In addition to the socioeconomic attributes, by default you will also get columns representing the geo_unit
and geo_filter
, which contain FIPS codes. We recommend adding the NAME
and GEOID
columns to get the geographies' text names and the full FIPS code in one cell.
cols.extend(['NAME', 'GEOID'])
With all the pieces in hand, we can now pull the data from the API.
data = api_conn.query(cols, geo_unit=g_unit, geo_filter=g_filter)
data.shape
(68, 77)
It is often useful to make the pandas DataFrame index the full FIPS code. The effect is that any selection from the DataFrame will be accompanied by the Census ID.
data.index = data.GEOID
data.index = data.index.str.replace('14000US','')
We can view all the columns, and then select one.
data.columns
Index([u'B17006_001E', u'B17006_001M', u'B17006_002E', u'B17006_002M', u'B17006_003E', u'B17006_003M', u'B17006_004E', u'B17006_004M', u'B17006_005E', u'B17006_005M', u'B17006_006E', u'B17006_006M', u'B17006_007E', u'B17006_007M', u'B17006_008E', u'B17006_008M', u'B17006_009E', u'B17006_009M', u'B17006_010E', u'B17006_010M', u'B17006_011E', u'B17006_011M', u'B17006_012E', u'B17006_012M', u'B17006_013E', u'B17006_013M', u'B17006_014E', u'B17006_014M', u'B17006_015E', u'B17006_015M', u'B17006_016E', u'B17006_016M', u'B17006_017E', u'B17006_017M', u'B17006_018E', u'B17006_018M', u'B17006_019E', u'state', u'county', u'tract', u'B17006_019M', u'B17006_020E', u'B17006_020M', u'B17006_021E', u'B17006_021M', u'B17006_022E', u'B17006_022M', u'B17006_023E', u'B17006_023M', u'B17006_024E', u'B17006_024M', u'B17006_025E', u'B17006_025M', u'B17006_026E', u'B17006_026M', u'B17006_027E', u'B17006_027M', u'B17006_028E', u'B17006_028M', u'B17006_029E', u'B17006_029M', u'B19326_001E', u'B19326_001M', u'B19326_002E', u'B19326_002M', u'B19326_003E', u'B19326_003M', u'B19326_004E', u'B19326_004M', u'B19326_005E', u'B19326_005M', u'B19326_006E', u'B19326_006M', u'B19326_007E', u'B19326_007M', u'NAME', u'GEOID'], dtype='object')

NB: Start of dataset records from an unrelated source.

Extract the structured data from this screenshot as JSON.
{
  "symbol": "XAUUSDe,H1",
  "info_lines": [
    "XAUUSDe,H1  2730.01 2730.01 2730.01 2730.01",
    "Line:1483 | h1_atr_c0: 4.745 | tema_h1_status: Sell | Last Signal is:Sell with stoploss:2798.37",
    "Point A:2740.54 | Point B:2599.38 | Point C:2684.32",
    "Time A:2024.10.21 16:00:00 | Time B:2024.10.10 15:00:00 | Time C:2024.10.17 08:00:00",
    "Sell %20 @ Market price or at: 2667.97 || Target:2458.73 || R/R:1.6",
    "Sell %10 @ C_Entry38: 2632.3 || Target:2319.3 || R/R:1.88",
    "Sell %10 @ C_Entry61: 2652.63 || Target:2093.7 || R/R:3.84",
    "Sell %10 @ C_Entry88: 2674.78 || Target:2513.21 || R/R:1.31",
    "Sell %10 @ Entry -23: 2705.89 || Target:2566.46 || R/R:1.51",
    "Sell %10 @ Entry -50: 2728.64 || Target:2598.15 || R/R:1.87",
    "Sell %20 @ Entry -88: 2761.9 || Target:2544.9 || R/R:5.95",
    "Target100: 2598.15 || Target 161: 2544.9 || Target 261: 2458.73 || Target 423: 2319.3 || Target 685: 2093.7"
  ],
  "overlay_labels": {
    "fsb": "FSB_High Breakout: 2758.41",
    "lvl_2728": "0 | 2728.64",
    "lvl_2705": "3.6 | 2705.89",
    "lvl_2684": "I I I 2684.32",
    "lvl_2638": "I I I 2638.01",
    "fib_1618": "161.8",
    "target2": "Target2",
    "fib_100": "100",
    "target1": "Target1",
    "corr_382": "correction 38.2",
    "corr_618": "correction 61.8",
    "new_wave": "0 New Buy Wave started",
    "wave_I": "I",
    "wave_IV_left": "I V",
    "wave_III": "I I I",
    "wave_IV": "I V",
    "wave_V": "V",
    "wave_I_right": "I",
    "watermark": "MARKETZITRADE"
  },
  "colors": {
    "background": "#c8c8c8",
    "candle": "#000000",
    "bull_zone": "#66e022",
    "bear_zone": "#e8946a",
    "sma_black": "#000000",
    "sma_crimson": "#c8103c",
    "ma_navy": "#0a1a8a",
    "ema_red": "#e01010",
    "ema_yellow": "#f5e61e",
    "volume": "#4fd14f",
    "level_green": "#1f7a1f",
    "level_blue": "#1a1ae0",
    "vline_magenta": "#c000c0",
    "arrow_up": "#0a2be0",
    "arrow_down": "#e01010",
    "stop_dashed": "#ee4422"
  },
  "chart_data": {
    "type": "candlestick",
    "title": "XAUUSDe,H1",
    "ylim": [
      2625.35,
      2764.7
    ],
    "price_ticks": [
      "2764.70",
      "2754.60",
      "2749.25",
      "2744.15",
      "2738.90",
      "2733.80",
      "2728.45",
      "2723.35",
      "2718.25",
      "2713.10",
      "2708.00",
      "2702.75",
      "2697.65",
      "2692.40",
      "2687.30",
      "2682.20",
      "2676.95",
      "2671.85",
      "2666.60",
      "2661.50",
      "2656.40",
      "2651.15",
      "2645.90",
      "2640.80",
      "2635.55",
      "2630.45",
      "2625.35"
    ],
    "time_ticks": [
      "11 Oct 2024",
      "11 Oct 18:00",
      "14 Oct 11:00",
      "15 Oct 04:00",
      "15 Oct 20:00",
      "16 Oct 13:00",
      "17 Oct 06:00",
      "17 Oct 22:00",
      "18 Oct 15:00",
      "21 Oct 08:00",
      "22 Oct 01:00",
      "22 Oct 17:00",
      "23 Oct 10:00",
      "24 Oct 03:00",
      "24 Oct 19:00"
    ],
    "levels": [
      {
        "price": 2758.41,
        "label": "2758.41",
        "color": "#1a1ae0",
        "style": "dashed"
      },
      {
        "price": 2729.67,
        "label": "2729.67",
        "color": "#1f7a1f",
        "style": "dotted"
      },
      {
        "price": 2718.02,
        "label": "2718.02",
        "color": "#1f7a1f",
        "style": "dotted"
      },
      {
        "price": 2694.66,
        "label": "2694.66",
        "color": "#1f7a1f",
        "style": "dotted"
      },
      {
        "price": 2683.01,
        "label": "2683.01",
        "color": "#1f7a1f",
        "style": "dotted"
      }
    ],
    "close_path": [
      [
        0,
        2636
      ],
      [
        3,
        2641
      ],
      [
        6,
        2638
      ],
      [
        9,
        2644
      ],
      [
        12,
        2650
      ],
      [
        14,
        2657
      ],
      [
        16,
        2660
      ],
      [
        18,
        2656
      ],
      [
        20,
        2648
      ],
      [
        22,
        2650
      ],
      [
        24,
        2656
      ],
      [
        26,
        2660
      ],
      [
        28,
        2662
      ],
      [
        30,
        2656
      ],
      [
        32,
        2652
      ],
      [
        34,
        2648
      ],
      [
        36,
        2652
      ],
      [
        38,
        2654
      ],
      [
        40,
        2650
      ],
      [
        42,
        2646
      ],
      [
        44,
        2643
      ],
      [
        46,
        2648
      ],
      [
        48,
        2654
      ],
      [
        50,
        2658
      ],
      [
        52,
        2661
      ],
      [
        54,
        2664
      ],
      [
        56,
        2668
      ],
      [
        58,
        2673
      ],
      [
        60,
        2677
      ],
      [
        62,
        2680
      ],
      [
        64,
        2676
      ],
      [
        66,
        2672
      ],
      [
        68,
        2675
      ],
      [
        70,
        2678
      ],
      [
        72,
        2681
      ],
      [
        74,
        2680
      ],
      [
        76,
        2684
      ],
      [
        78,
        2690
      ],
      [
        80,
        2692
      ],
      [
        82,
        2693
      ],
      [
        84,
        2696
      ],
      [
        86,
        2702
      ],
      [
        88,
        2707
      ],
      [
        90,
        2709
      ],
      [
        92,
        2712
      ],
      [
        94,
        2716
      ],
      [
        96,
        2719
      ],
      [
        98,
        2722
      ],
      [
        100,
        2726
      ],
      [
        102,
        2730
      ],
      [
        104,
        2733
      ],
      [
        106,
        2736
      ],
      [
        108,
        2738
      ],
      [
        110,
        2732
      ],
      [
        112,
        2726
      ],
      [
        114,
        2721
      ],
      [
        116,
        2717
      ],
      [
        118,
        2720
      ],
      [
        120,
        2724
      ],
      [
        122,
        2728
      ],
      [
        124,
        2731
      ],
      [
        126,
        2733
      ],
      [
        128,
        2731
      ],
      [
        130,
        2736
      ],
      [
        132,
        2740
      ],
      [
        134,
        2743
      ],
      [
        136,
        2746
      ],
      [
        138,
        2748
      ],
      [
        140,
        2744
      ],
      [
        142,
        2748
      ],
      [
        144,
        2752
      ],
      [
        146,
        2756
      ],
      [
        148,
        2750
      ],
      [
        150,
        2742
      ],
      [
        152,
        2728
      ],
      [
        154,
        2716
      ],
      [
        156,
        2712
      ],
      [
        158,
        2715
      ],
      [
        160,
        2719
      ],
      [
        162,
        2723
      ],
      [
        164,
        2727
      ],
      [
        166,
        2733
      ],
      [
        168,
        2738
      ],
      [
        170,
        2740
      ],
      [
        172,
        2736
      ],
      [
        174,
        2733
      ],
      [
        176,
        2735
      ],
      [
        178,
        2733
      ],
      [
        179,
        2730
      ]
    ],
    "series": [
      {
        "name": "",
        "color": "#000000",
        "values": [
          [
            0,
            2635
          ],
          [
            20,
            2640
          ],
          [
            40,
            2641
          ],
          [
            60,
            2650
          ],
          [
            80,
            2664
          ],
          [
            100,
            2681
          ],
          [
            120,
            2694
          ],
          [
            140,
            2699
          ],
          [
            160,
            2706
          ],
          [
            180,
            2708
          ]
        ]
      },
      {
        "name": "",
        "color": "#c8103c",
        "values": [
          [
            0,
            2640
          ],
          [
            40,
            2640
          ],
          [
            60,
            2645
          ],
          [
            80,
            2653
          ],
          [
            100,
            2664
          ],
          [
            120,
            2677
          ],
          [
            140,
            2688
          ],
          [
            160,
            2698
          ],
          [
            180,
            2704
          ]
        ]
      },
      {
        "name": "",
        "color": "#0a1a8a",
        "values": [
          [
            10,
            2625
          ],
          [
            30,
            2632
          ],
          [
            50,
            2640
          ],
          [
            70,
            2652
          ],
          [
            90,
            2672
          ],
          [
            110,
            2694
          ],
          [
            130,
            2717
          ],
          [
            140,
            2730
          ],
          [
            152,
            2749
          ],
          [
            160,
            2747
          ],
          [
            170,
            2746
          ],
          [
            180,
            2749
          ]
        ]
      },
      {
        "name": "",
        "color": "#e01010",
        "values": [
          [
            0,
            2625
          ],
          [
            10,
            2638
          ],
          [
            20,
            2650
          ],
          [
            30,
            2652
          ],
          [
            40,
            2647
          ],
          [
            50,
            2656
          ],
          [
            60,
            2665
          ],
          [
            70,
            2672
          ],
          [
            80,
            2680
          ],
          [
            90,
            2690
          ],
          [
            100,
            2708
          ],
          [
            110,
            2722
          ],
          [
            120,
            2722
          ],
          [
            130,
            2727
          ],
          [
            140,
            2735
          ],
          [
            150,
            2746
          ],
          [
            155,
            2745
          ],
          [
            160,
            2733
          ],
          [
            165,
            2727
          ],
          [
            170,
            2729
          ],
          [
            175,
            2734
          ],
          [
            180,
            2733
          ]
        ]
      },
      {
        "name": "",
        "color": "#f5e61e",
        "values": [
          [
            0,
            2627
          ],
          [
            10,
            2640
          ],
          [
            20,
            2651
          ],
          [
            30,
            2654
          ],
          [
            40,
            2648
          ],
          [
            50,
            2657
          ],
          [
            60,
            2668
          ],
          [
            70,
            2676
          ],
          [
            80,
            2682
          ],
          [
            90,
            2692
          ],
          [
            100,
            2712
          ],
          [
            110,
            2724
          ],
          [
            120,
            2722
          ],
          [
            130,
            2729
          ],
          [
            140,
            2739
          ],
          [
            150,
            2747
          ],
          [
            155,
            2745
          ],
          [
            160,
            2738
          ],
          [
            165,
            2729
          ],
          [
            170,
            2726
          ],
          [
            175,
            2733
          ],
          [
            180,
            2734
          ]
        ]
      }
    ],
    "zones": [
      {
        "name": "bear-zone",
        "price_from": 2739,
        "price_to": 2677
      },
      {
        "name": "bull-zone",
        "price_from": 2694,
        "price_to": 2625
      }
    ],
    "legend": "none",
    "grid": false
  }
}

#### select the count of number of children in poverty, and its MOE
data[['B17006_012E','B17006_012M']].head(10)
B17006_012E | B17006_012M | |
---|---|---|
GEOID | ||
12073000200 | 107 | 109 |
12073000301 | 0 | 14 |
12073000302 | 0 | 14 |
12073000303 | 147 | 97 |
12073000400 | 28 | 26 |
12073000500 | 0 | 14 |
12073000600 | 139 | 129 |
12073000700 | 107 | 96 |
12073000800 | 54 | 61 |
12073000901 | 154 | 198 |
As an aside, you might notice that the quality of this particular estimate is not very good.
The Census Bureau API for extracting geometries is separate from the database API.
We can view all the available geographic data.
cen.tiger.available()
[{u'name': u'AIANNHA', u'type': u'MapServer'}, {u'name': u'CBSA', u'type': u'MapServer'}, {u'name': u'Hydro_LargeScale', u'type': u'MapServer'}, {u'name': u'Hydro', u'type': u'MapServer'}, {u'name': u'Labels', u'type': u'MapServer'}, {u'name': u'Legislative', u'type': u'MapServer'}, {u'name': u'Places_CouSub_ConCity_SubMCD', u'type': u'MapServer'}, {u'name': u'PUMA_TAD_TAZ_UGA_ZCTA', u'type': u'MapServer'}, {u'name': u'Region_Division', u'type': u'MapServer'}, {u'name': u'School', u'type': u'MapServer'}, {u'name': u'Special_Land_Use_Areas', u'type': u'MapServer'}, {u'name': u'State_County', u'type': u'MapServer'}, {u'name': u'tigerWMS_ACS2013', u'type': u'MapServer'}, {u'name': u'tigerWMS_ACS2014', u'type': u'MapServer'}, {u'name': u'tigerWMS_ACS2015', u'type': u'MapServer'}, {u'name': u'tigerWMS_Census2010', u'type': u'MapServer'}, {u'name': u'tigerWMS_Current', u'type': u'MapServer'}, {u'name': u'tigerWMS_Econ2012', u'type': u'MapServer'}, {u'name': u'tigerWMS_PhysicalFeatures', u'type': u'MapServer'}, {u'name': u'Tracts_Blocks', u'type': u'MapServer'}, {u'name': u'Transportation_LargeScale', u'type': u'MapServer'}, {u'name': u'Transportation', u'type': u'MapServer'}, {u'name': u'TribalTracts', u'type': u'MapServer'}, {u'name': u'Urban', u'type': u'MapServer'}, {u'name': u'USLandmass', u'type': u'MapServer'}]
Like before, we need to make a connection to the API. In this case there is a set_mapservice
method that will attached this second connection to the first. Since we are working with ACS data, we will connect to the ACS geometry data.
api_conn.set_mapservice('tigerWMS_ACS2013')
api_conn
Connection to 2008-2012 American Community Survey - Summarized Data: 5-Year Summary File(ID: http://api.census.gov/data/id/ACSSF5Y2012) With MapServer: Census ACS 2013 WMS
The ACS produces estimates from many different geographies.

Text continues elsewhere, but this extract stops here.